Samsung Galaxy 551 review: Value line
The usual TouchWiz phonebook
As typical Android (Galaxy) smartphone, Samsung Galaxy 551 has a phonebook with massive functionality and practically unlimited capacity.
The handset displays the phone memory, SIM-stored and all Google contacts in the phonebook. There is a dedicated setting for that, so you really can have all of your contacts gathered in one place. You can search the entries by either flick-scrolling the list or using the alphabet scroll at the side of the screen (courtesy of Samsung and the TouchWiz UI).
The Galaxy 551 also packs the quick contacts feature, which pioneered on Android 2.1. It lets you use the contact photo in the phonebook and call, text, or email the person with a single click.
Typically multiple accounts for email and contact synchronization, including Exchange, are supported. There are many info fields that you can assign to each contact, but it still remains perfectly organized. You have all the types listed (numbers, email addresses, etc) and there's a plus sign on the right - clicking it adds another item of that type. Pressing the minus sign under it deletes the unneeded field.
In the main contact list, a swipe to the right on a name will dial the contact’s default number, while a swipe to the left will start the New message interface. The side-sweep thing is part of the TouchWiz UI and works in other lists too where you have names or numbers (such as the messaging menu).
The Samsung Galaxy 551 caused us no trouble during calls. The reception was good and we didn’t experience any dropped calls.
Smart Dialing is available and works like a charm – the implementation is the same as in every other recent Galaxy out there - it searches both contact numbers and names.
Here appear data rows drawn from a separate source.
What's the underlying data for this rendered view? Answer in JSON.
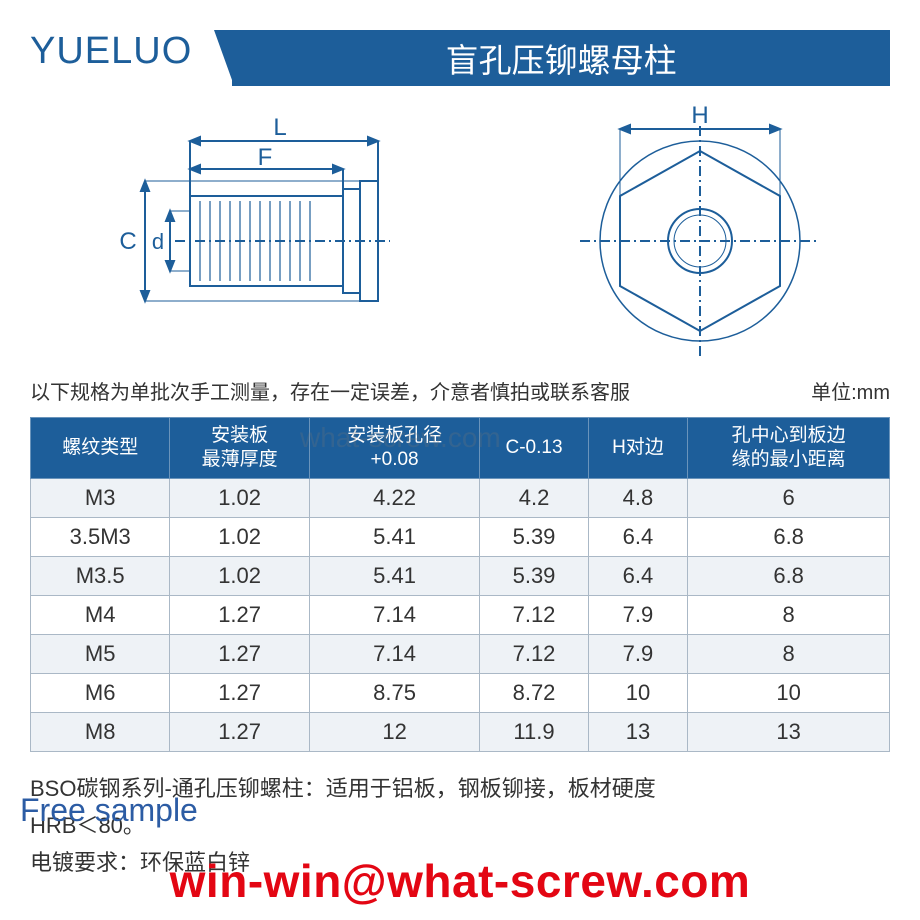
{
  "header": {
    "logo_text": "YUELUO",
    "banner_text": "盲孔压铆螺母柱",
    "logo_color": "#1d5e9a",
    "banner_bg": "#1d5e9a",
    "banner_fg": "#ffffff"
  },
  "diagram": {
    "stroke": "#1d5e9a",
    "labels": {
      "L": "L",
      "F": "F",
      "C": "C",
      "d": "d",
      "H": "H"
    }
  },
  "notes": {
    "left": "以下规格为单批次手工测量，存在一定误差，介意者慎拍或联系客服",
    "right": "单位:mm"
  },
  "table": {
    "header_bg": "#1d5e9a",
    "header_fg": "#ffffff",
    "row_alt_bg": "#eef2f6",
    "border_color": "#aab8c6",
    "columns": [
      "螺纹类型",
      "安装板\n最薄厚度",
      "安装板孔径\n+0.08",
      "C-0.13",
      "H对边",
      "孔中心到板边\n缘的最小距离"
    ],
    "rows": [
      [
        "M3",
        "1.02",
        "4.22",
        "4.2",
        "4.8",
        "6"
      ],
      [
        "3.5M3",
        "1.02",
        "5.41",
        "5.39",
        "6.4",
        "6.8"
      ],
      [
        "M3.5",
        "1.02",
        "5.41",
        "5.39",
        "6.4",
        "6.8"
      ],
      [
        "M4",
        "1.27",
        "7.14",
        "7.12",
        "7.9",
        "8"
      ],
      [
        "M5",
        "1.27",
        "7.14",
        "7.12",
        "7.9",
        "8"
      ],
      [
        "M6",
        "1.27",
        "8.75",
        "8.72",
        "10",
        "10"
      ],
      [
        "M8",
        "1.27",
        "12",
        "11.9",
        "13",
        "13"
      ]
    ]
  },
  "description": {
    "line1": "BSO碳钢系列-通孔压铆螺柱：适用于铝板，钢板铆接，板材硬度",
    "line2": "HRB＜80。",
    "line3": "电镀要求：环保蓝白锌"
  },
  "overlay": {
    "free_sample": "Free sample",
    "email": "win-win@what-screw.com",
    "email_color": "#e30613",
    "sample_color": "#2c5ca4",
    "watermark": "what-screw.com"
  }
}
Thanks to the proximity sensor, your screen will automatically turn off during a call. The available options during a call include taking a note, using the keypad, muting, holding the call or adding another call to this conversation.
The call log is the tab next to the dial pad. It shows all the dialed, received and missed calls in one list sorting your call history by contacts.
We also ran our traditional loudspeaker test on the Galaxy 551. It scored a Good mark. More info on the test itself as well as other results can be found here.
|Speakerphone test||Voice, dB||Ringing ||Overall score|
|Sony Ericsson Vivaz pro||69.2||65.6||72.6|
|Sony Ericsson XPERIA X10 mini pro||66.6||66.6||75.1||Good|
|Samsung Galaxy 551||69.6||66.6||72.5||Good|
|Samsung B5310 CorbyPRO||73.3||71.8||80.7||Very Good|
The SMS and MMS messaging section is quite straightforward and simple - there are no folders here, just a new message button. Under that button is a list of all your messages organized into threads.
Swiping on a message header will do exactly the same as in the phonebook – a left swipe starts a new message, while swiping to the right will start a call.
There’s application-specific search that lets you quickly find a given message among all your stored SMS and MMS.
To add message recipients, just start typing the corresponding name or number and choose from the contacts offered.
If you wish to manage a specific message in the history, you can press and hold a message to bring up options such as edit, forward, delete and lock as well as view details and copy message text.
A press-and-hold in the tap-to-compose area gives you access to functions such as cut, copy and paste. You are free to paste the copied text across applications like email, notes, chats, etc. and vice versa.
Converting an SMS to MMS is logical and easy. When you add multimedia content to the message, it is automatically turned into an MMS. You can just quickly add a photo or an audio file to go with the text or – depending on your needs – you can choose to go into a full-blown MMS editor.
Moving onto email, the Gmail app supports batch operations, which allows multiple emails to be archived, labeled or deleted. Multiple Gmail accounts are also supported.
There is also a generic email app for all your other email accounts and it can support multiple POP or IMAP inboxes. You have access to the original folders that are created online, side by side with the standard local ones such as inbox, drafts and sent items.
The Galaxy 551 also sports a combined inbox, which brings together all your mail in a single folder so you don’t need to check each one for new mail. This can be quite handy if you have lots of accounts and you just want to check if there is a new message needing your attention.
Google Talk handles the Instant Messaging department. The G-Talk network is compatible with a variety of popular clients like Pidgin, Kopete, iChat and Ovi Contacts.
As far as the virtual text input options are concerned, the Galaxy 551 comes with the Samsung home-backed keyboard preinstalled. It’s actually much more comfortable (and accurate!) than the often criticized stock Android QWERTY. The virtual QWERTY keyboard is available only in portrait mode, in landscape you have to use the physical one.
There is no Swype input, but that’s not a problem as the hardware QWERTY is there to fill in.
Voice input is also available and works quite good if you’re in a quieter environment.